The prices of oil and natural gas have always been historically correlated, as the two resources are substitutes for each other. However, this relationship seems to have broken down recently. Why is this and how should investors react? I will offer several possibilities below.
The chart above was created using data from U.S. Energy Information Administration. It shows the relative changes in the prices of oil and natural gas since January 1986 and March 2011 (the earliest and latest dates when data was available for both).

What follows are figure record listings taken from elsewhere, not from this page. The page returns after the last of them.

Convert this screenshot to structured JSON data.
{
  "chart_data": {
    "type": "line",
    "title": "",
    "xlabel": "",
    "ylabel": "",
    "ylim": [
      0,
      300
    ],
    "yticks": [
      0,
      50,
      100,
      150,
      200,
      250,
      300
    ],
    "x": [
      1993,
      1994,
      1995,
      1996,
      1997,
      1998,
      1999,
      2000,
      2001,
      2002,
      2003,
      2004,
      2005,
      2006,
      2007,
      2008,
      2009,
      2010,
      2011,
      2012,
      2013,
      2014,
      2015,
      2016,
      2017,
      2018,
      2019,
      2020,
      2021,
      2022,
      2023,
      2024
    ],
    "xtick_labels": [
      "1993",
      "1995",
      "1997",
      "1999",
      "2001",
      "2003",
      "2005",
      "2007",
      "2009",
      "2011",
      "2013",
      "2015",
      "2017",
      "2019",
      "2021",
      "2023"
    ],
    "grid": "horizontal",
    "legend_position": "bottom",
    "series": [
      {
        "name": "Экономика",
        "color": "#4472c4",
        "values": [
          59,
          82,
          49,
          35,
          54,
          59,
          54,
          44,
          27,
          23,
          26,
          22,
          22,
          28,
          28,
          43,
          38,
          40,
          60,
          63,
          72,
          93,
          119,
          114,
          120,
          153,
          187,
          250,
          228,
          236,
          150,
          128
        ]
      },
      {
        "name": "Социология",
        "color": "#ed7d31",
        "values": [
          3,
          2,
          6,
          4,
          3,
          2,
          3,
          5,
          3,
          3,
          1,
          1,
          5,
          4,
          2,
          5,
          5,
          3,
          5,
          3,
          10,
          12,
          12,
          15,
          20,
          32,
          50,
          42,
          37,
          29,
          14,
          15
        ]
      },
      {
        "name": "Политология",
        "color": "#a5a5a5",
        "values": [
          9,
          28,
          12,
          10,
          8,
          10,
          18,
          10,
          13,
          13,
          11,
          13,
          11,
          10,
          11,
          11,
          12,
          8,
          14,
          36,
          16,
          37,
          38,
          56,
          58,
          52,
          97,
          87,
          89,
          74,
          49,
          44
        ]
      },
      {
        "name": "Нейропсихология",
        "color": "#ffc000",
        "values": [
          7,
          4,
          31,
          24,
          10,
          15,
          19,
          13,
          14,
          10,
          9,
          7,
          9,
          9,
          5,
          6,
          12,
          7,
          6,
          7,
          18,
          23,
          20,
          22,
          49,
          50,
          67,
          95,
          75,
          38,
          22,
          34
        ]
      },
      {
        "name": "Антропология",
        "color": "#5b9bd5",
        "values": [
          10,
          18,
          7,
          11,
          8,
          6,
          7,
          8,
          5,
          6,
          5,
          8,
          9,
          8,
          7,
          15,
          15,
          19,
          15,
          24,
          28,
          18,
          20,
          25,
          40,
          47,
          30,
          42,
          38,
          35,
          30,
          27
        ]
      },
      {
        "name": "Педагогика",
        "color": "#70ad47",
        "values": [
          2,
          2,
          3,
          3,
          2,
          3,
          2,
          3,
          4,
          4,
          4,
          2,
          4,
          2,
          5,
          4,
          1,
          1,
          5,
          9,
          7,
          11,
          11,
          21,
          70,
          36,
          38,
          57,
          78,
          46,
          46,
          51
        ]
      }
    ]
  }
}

Looking at this chart, we can see that both oil and natural gas have generally moved in the same direction up until recently. Furthermore, previous large deviations have been caused by ‘acts of god’ such as war or extreme weather. Let us look at the correlation between oil and natural gas prices in greater detail:
As this shows, oil and natural gas have historically had a high correlation of 0.8017. The current (March) position is highlighted by the red dot. As can be seen, it has currently deviated significantly from the historical mean. From the chart below, we can see that this is actually historically the greatest deviation:
In January 1986, the prices of oil and natural gas were $22.93/barrel and $2.28/000s cubic feet, respectively. This gives a price ratio of 10.06. The chart above shows how this has changed since. As can be seen, the price ratio is currently (March) at a historic high of 26.37. This is even greater than the ratio achieved during the Persian Gulf War, the last great oil shock.
Investors now face two questions. First, is this deviation the beginning of some ‘new paradigm’, or will a return to the mean occur? Secondly, if a readjustment does occur will it be through a fall in oil prices, a rise in natural gas prices, or both?
The most obvious explanation is that the recent rise in oil prices has been caused by the crisis in the Middle East. If investors believe that this is simply a ‘shock’ and that prices will fall back then they should short oil, possibly through purchasing the SZO ETF. However, many people now believe that $100+ oil is here to stay. If this is the case, then why hasn’t natural gas followed it upwards?
One explanation is the innovations in technologies extracting natural gas from shale. Whether this has actually increased output or not, it seems clear that the cost of producing natural gas is now lower than ever. In basic economic terms, this has led to an expansionary shift in supply. Given a constant demand, this reduces the price. The only realistic force that can correct this is a fundamental shift in demand from oil to natural gas.
One way this could occur is from the prospect of a rise in the price of oil, as predicted by ‘Peak Oil’, leading to a fundamental shift towards its substitute, natural gas. Investors could therefore benefit from purchasing the GAZ ETF. Alternatively, governments could begin to introduce measures that simply move economies away from oil. Barack Obama, for example, has already spoken about weaning America off oil.
Finally, the cause of this relative change should be the determining factor in an investor’s decision. A simpler strategy could be to simply go long on natural gas through GAZ and short on oil through SZO, thus simply hoping to arbitrage the historic price difference. Nevertheless, the fundamental question remains: are we in a new era for oil and natural gas?